ISTANBUL, June 8 (Reuters) - The Turkish lira surrendered some gains early on Friday, a day after rallying in the wake of the central bank’s larger-than-expected 125 basis point hike in its policy rate.
The lira stood at 4.4955 against the dollar at 0600 GMT, easing from a close of 4.4850 on Thursday. It has weakened 15 percent this year but is well off a record low of 4.9290 which it hit before a previous rate hike on May 23.
At Thursday’s monetary policy committee meeting, the bank raised its one-week repo rate to 17.75 percent, just over two weeks after a 3 percentage point tightening after inflation spiked.
Last month’s slide in the lira was driven by concerns that President Tayyip Erdogan will exert more influence on monetary policy after elections on June 24 that will herald a switch to an executive presidential system.
Erdogan, a fierce critic of high interest rates, wants to spur credit growth and construction with lower borrowing costs in order to boost economic growth. Economists fear the economy is overheating.
On Thursday evening, Moody’s downgraded and placed on review for further downgrade the ratings of 17 banks and placed on review for downgrade the ratings of two finance companies.

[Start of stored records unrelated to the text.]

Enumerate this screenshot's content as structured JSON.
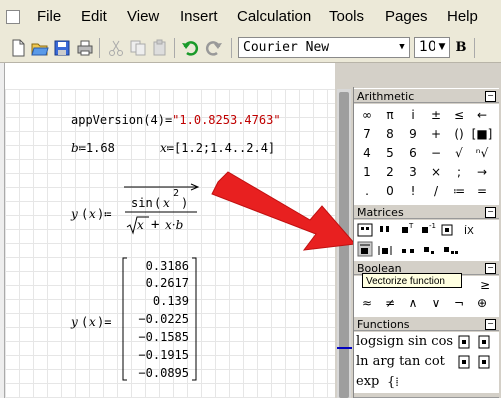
{
  "menu": [
    "File",
    "Edit",
    "View",
    "Insert",
    "Calculation",
    "Tools",
    "Pages",
    "Help"
  ],
  "toolbar": {
    "icons": [
      "new-document-icon",
      "open-folder-icon",
      "save-icon",
      "print-icon",
      "cut-icon",
      "copy-icon",
      "paste-icon",
      "undo-icon",
      "redo-icon"
    ],
    "font_name": "Courier New",
    "font_size": "10",
    "bold_label": "B"
  },
  "worksheet": {
    "app_version_fn": "appVersion",
    "app_version_arg": "4",
    "app_version_value": "\"1.0.8253.4763\"",
    "b_name": "b",
    "b_value": "1.68",
    "x_name": "x",
    "x_value": "[1.2;1.4..2.4]",
    "def_y": "y",
    "def_x": "x",
    "sin": "sin",
    "xvar": "x",
    "pow": "2",
    "sqrt_x": "x",
    "plus": "+",
    "x_times_b": "x·b",
    "result_y": "y",
    "result_x": "x",
    "vector_values": [
      "0.3186",
      "0.2617",
      "0.139",
      "−0.0225",
      "−0.1585",
      "−0.1915",
      "−0.0895"
    ]
  },
  "palettes": {
    "arithmetic": {
      "title": "Arithmetic",
      "rows": [
        [
          "∞",
          "π",
          "i",
          "±",
          "≤",
          "←"
        ],
        [
          "7",
          "8",
          "9",
          "+",
          "()",
          "[■]"
        ],
        [
          "4",
          "5",
          "6",
          "−",
          "√",
          "ⁿ√"
        ],
        [
          "1",
          "2",
          "3",
          "×",
          ";",
          "→"
        ],
        [
          ".",
          "0",
          "!",
          "/",
          "≔",
          "="
        ]
      ]
    },
    "matrices": {
      "title": "Matrices"
    },
    "boolean": {
      "title": "Boolean",
      "rows": [
        [
          "≈",
          "≠",
          "∧",
          "∨",
          "¬",
          "⊕"
        ]
      ],
      "top_right": "≥"
    },
    "functions": {
      "title": "Functions",
      "row1": "logsign sin cos",
      "row2": "ln  arg tan cot",
      "row3": "exp"
    },
    "tooltip": "Vectorize function"
  },
  "colors": {
    "string_red": "#c00000",
    "arrow_red": "#e82020"
  }
}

“The downgrades reflect Moody’s view that the operating environment in Turkey has deteriorated, with negative implications for the institutions’ funding profile,” the Moody’s statement said.
Deputy Prime Minister Mehmet Simsek subsequently wrote on Twitter that Turkish banks are well-capitalised and have a strong asset quality and that the country’s banking sector was profitable.
The yield on the benchmark 10-year bond was at 15.26 percent in spot trade on Thursday and fell to 14.95 percent in Friday-dated trade.